Usually live outdoors in damp areas such as under leaves, stones, boards, tree bark, or in mulch around outdoor plantings. When these centipede habitats are near a home’s foundation, centipedes will wander inside where they may be found at floor level almost anywhere.
Centipedes eat only insects (carnivorous) such as spiders and ants, which can be beneficial to have them around if they can be tolerated.
They develop by gradual metamorphosis, so immature have a similar appearance to adults, but are smaller. Eggs are laid in the damp places that they live in, as well as behind sheaving, shingling, mulch and floor covering of landscaped areas, rocks and beneath bark on firewood.
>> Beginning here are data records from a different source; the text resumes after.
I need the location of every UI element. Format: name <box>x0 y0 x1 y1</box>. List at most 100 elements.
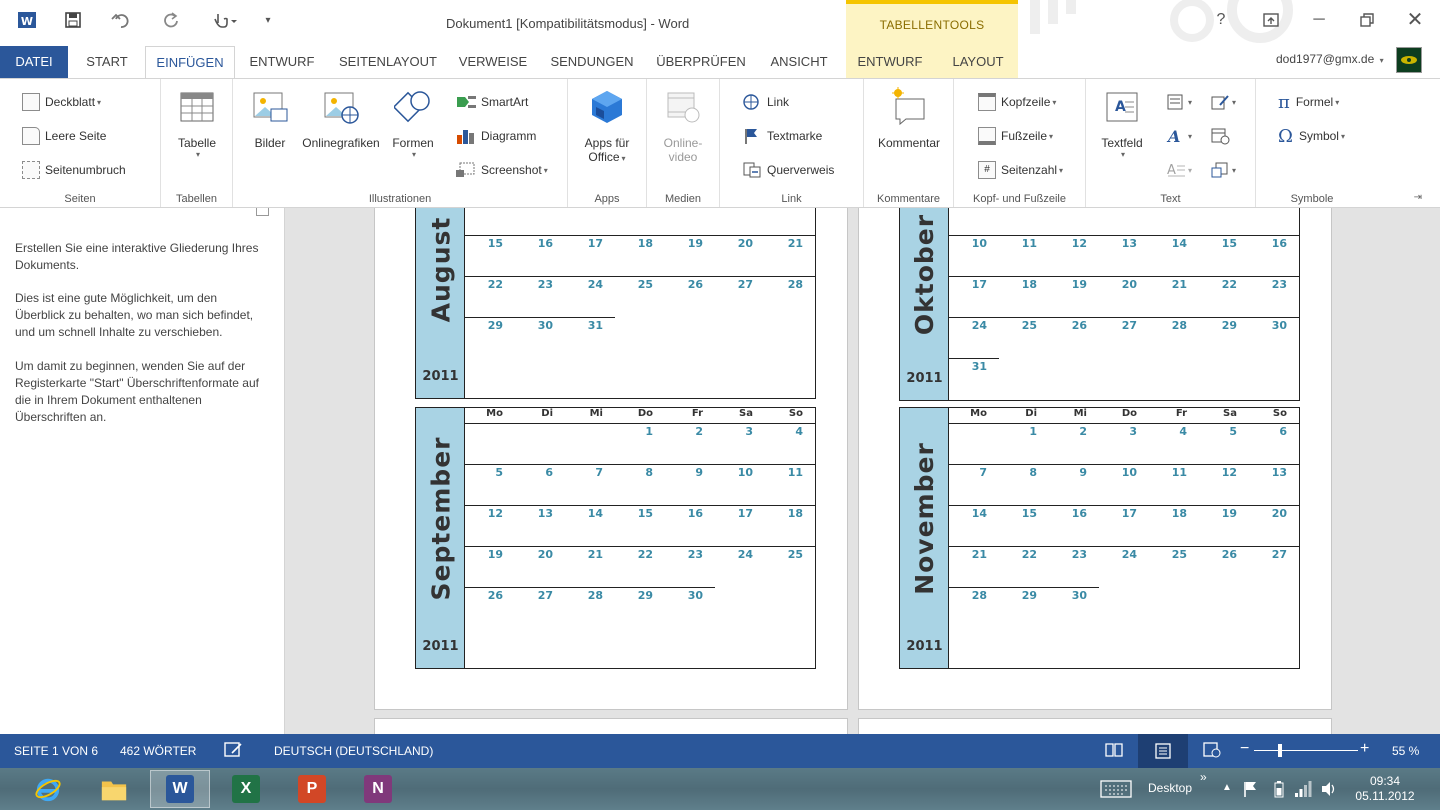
day-cell[interactable]: 16 <box>521 237 553 250</box>
day-cell[interactable]: 3 <box>1105 425 1137 438</box>
day-cell[interactable]: 11 <box>771 466 803 479</box>
day-cell[interactable]: 22 <box>621 548 653 561</box>
onlinevideo-button[interactable]: Online- video <box>653 87 713 164</box>
tab-sendungen[interactable]: SENDUNGEN <box>545 46 639 78</box>
link-button[interactable]: Link <box>742 91 789 113</box>
taskbar-onenote[interactable]: N <box>348 770 408 808</box>
deckblatt-button[interactable]: Deckblatt ▾ <box>22 91 101 113</box>
day-cell[interactable]: 13 <box>1105 237 1137 250</box>
day-cell[interactable]: 13 <box>1255 466 1287 479</box>
day-cell[interactable]: 24 <box>571 278 603 291</box>
day-cell[interactable]: 5 <box>1205 425 1237 438</box>
day-cell[interactable]: 24 <box>1105 548 1137 561</box>
day-cell[interactable]: 2 <box>1055 425 1087 438</box>
day-cell[interactable]: 15 <box>621 507 653 520</box>
day-cell[interactable]: 3 <box>721 425 753 438</box>
day-cell[interactable]: 10 <box>1105 466 1137 479</box>
page-count-status[interactable]: SEITE 1 VON 6 <box>14 744 98 758</box>
tab-verweise[interactable]: VERWEISE <box>455 46 531 78</box>
day-cell[interactable]: 14 <box>955 507 987 520</box>
day-cell[interactable]: 28 <box>1155 319 1187 332</box>
day-cell[interactable]: 28 <box>771 278 803 291</box>
tabelle-button[interactable]: Tabelle ▾ <box>169 87 225 159</box>
day-cell[interactable]: 29 <box>1205 319 1237 332</box>
calendar-september[interactable]: September 2011 Mo Di Mi Do Fr Sa So 1 2 3 4 5 6 7 8 9 10 11… <box>415 407 816 669</box>
day-cell[interactable]: 8 <box>1005 466 1037 479</box>
zoom-in-button[interactable]: + <box>1360 740 1369 758</box>
language-status[interactable]: DEUTSCH (DEUTSCHLAND) <box>274 744 433 758</box>
toolbar-chevron-icon[interactable]: » <box>1200 770 1207 784</box>
web-layout-icon[interactable] <box>1202 742 1222 761</box>
user-account[interactable]: dod1977@gmx.de ▾ <box>1276 52 1384 66</box>
print-layout-button[interactable] <box>1138 734 1188 768</box>
day-cell[interactable]: 25 <box>1005 319 1037 332</box>
calendar-august[interactable]: August 2011 15 16 17 18 19 20 21 22 23 24 25 26 27 28 29… <box>415 208 816 399</box>
formel-button[interactable]: π Formel ▾ <box>1278 91 1339 113</box>
day-cell[interactable]: 21 <box>571 548 603 561</box>
pin-ribbon-icon[interactable]: ⇥ <box>1414 192 1422 203</box>
network-signal-icon[interactable] <box>1294 780 1312 801</box>
day-cell[interactable]: 19 <box>1205 507 1237 520</box>
day-cell[interactable]: 24 <box>721 548 753 561</box>
day-cell[interactable]: 27 <box>1255 548 1287 561</box>
word-app-icon[interactable]: W <box>14 8 40 32</box>
day-cell[interactable]: 30 <box>1255 319 1287 332</box>
tab-start[interactable]: START <box>76 46 138 78</box>
day-cell[interactable]: 22 <box>1005 548 1037 561</box>
day-cell[interactable]: 19 <box>671 237 703 250</box>
show-hidden-icons-icon[interactable]: ▲ <box>1222 782 1232 793</box>
close-icon[interactable]: ✕ <box>1400 8 1430 32</box>
day-cell[interactable]: 30 <box>1055 589 1087 602</box>
day-cell[interactable]: 17 <box>571 237 603 250</box>
day-cell[interactable]: 1 <box>621 425 653 438</box>
day-cell[interactable]: 24 <box>955 319 987 332</box>
date-time-button[interactable] <box>1210 125 1230 147</box>
day-cell[interactable]: 22 <box>1205 278 1237 291</box>
screenshot-button[interactable]: Screenshot ▾ <box>455 159 548 181</box>
formen-button[interactable]: Formen ▾ <box>387 87 439 159</box>
day-cell[interactable]: 18 <box>1155 507 1187 520</box>
page-4[interactable] <box>858 718 1332 734</box>
day-cell[interactable]: 16 <box>1255 237 1287 250</box>
read-mode-icon[interactable] <box>1104 742 1124 761</box>
day-cell[interactable]: 5 <box>471 466 503 479</box>
word-count-status[interactable]: 462 WÖRTER <box>120 744 196 758</box>
day-cell[interactable]: 14 <box>571 507 603 520</box>
day-cell[interactable]: 14 <box>1155 237 1187 250</box>
wordart-button[interactable]: A ▾ <box>1166 125 1192 147</box>
day-cell[interactable]: 22 <box>471 278 503 291</box>
day-cell[interactable]: 19 <box>1055 278 1087 291</box>
seitenumbruch-button[interactable]: Seitenumbruch <box>22 159 126 181</box>
signature-line-button[interactable]: ▾ <box>1210 91 1236 113</box>
day-cell[interactable]: 12 <box>1055 237 1087 250</box>
day-cell[interactable]: 21 <box>1155 278 1187 291</box>
day-cell[interactable]: 8 <box>621 466 653 479</box>
zoom-slider-thumb[interactable] <box>1278 744 1282 757</box>
day-cell[interactable]: 10 <box>721 466 753 479</box>
day-cell[interactable]: 18 <box>1005 278 1037 291</box>
day-cell[interactable]: 12 <box>1205 466 1237 479</box>
taskbar-file-explorer[interactable] <box>84 770 144 808</box>
day-cell[interactable]: 4 <box>1155 425 1187 438</box>
day-cell[interactable]: 6 <box>521 466 553 479</box>
day-cell[interactable]: 20 <box>1255 507 1287 520</box>
day-cell[interactable]: 23 <box>521 278 553 291</box>
avatar[interactable] <box>1396 47 1422 73</box>
calendar-november[interactable]: November 2011 Mo Di Mi Do Fr Sa So 1 2 3 4 5 6 7 8 9 10 11 1… <box>899 407 1300 669</box>
day-cell[interactable]: 18 <box>621 237 653 250</box>
day-cell[interactable]: 31 <box>955 360 987 373</box>
tab-einfuegen[interactable]: EINFÜGEN <box>145 46 235 79</box>
onlinegrafiken-button[interactable]: Onlinegrafiken <box>299 87 383 150</box>
textfeld-button[interactable]: A Textfeld ▾ <box>1092 87 1152 159</box>
day-cell[interactable]: 20 <box>521 548 553 561</box>
bilder-button[interactable]: Bilder <box>245 87 295 150</box>
clock[interactable]: 09:34 05.11.2012 <box>1350 774 1420 804</box>
tab-datei[interactable]: DATEI <box>0 46 68 78</box>
day-cell[interactable]: 2 <box>671 425 703 438</box>
kopfzeile-button[interactable]: Kopfzeile ▾ <box>978 91 1056 113</box>
day-cell[interactable]: 7 <box>955 466 987 479</box>
day-cell[interactable]: 29 <box>621 589 653 602</box>
day-cell[interactable]: 18 <box>771 507 803 520</box>
day-cell[interactable]: 15 <box>1205 237 1237 250</box>
day-cell[interactable]: 11 <box>1155 466 1187 479</box>
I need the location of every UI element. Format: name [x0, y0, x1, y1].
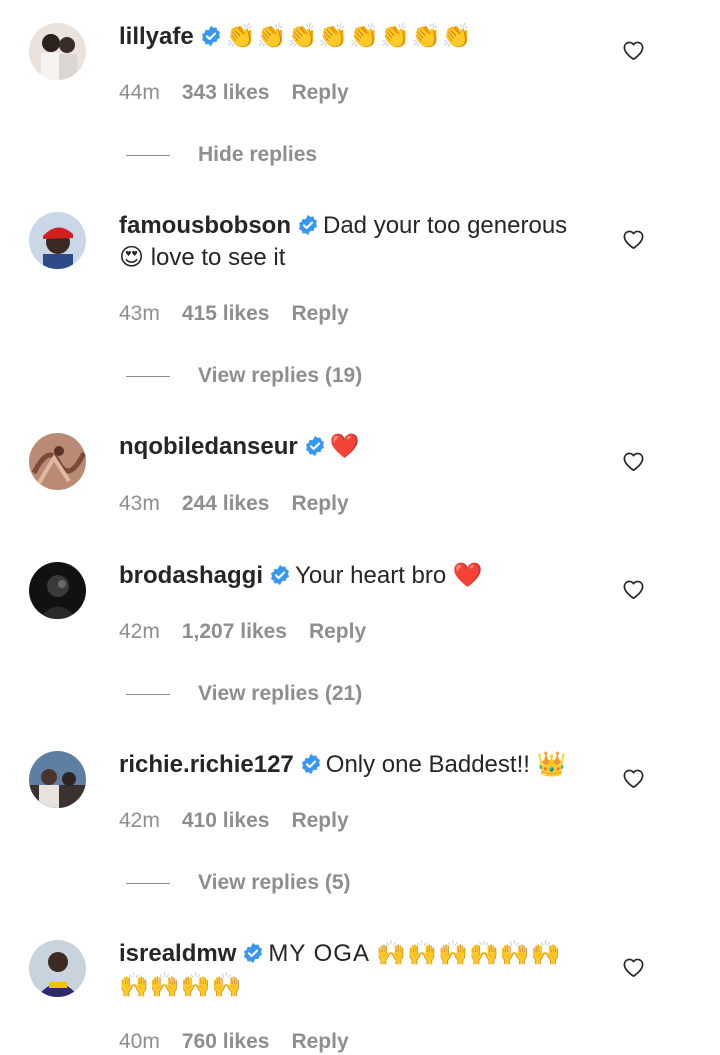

All life stages can be observed running rapidly across floors or accidentally trapped in bathtubs, sinks, and lavatories.
Accidentally injured, larger centipedes may bite, causing some pain and slight swelling. Actually, their ‘bites’ are not caused by their jaws or mouthparts, but by the front legs which are modified to look and function like jaws and contain venom glands. Smaller species are not large enough to penetrate human skin. Centipede bites are usually not serious, but an antiseptic should be used and a physician consulted when the skin is punctured.
Controlling the debris that provides them shelter, and controlling the other insects that they eat will help reduce their population.